Le développement de l’ostéopathie en France est une réalité qui a été confirmée par la loi sur l’ostéopathie et ses décrets d’application, certes insuffisants mais qui sont un premier pas de reconnaissance de l’apport bénéfique de l’ostéopathie en France.

Cependant, la réglementation de l’ostéopathie en France a exclu du champ de compétence des ostéopathes non médecins le traitement des enfants de moins de 6 mois, sauf certificat de non contre-indication médicale. Aucun élément ne vient justifier cette position.L’ostéopathie se présente comme une approche globale de la santé de première intention et elle ne saurait exclure de son champ d’application ces moments essentiels pour la bonne santé de la vie entière.

Le raisonnement ostéopathique commence par rechercher les causes des troubles ou dysfonctions dont souffrent les patients. Chronologiquement, beaucoup de problèmes démarrent pendant la vie intra-utérine, la naissance et la petite enfance.

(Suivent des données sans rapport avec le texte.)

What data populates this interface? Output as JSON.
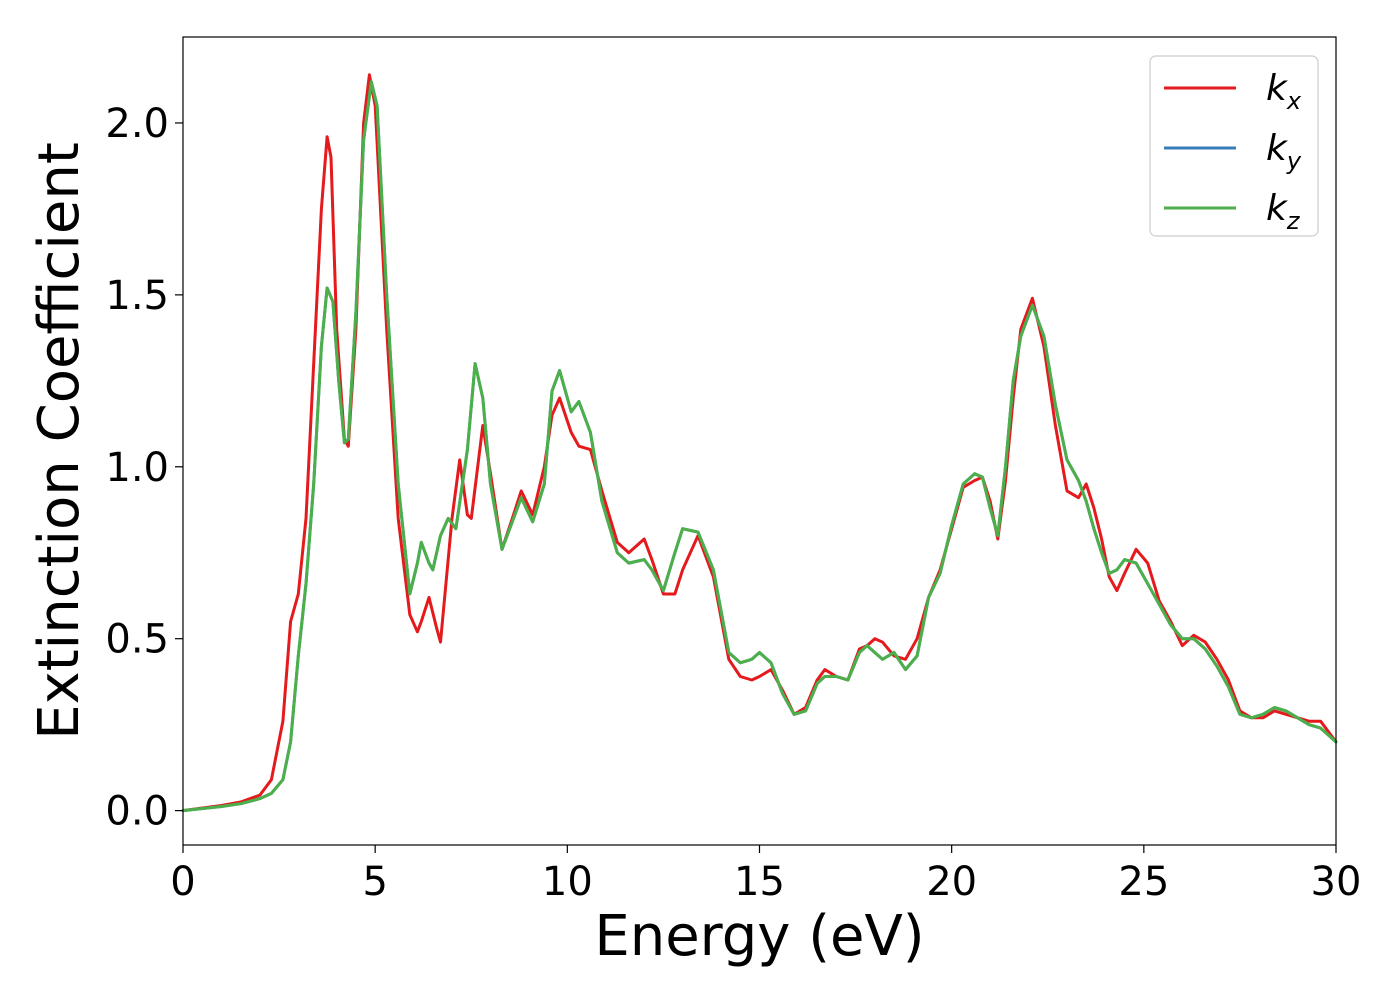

En termes de santé publique, la prise en compte de l’ostéopathie périnatale et pédiatrique est une source d’économies et une base de santé préventive essentielle ; peu d’évaluations ont été encore réalisées

Enfin, il n'existe pas de travaux de recherche français dans des publications reconnues dans le monde scientifique sur l'apport de l'ostéopathie chez les enfants.

Donc, des enseignements post gradués ont vu le jour en France, sans réelle évaluation ni certificat. Roselyne Lalauze-Pol a la première, insisté sur la nécessité d’instaurer une capacité en ostéopathie pédiatrique

En Grande Bretagne[2] puis en Allemagne[3], une formation au DPO (diplôme pédiatrique ostéopathique) ont été organisées sur 400 heures dont 160 heures de clinique (pratique) avec des ostéopathes déjà qualifiés. En GB, le diplôme a été agréé par l'Université de Bedfordshire et devient un Master en ostéopathie pédiatrique.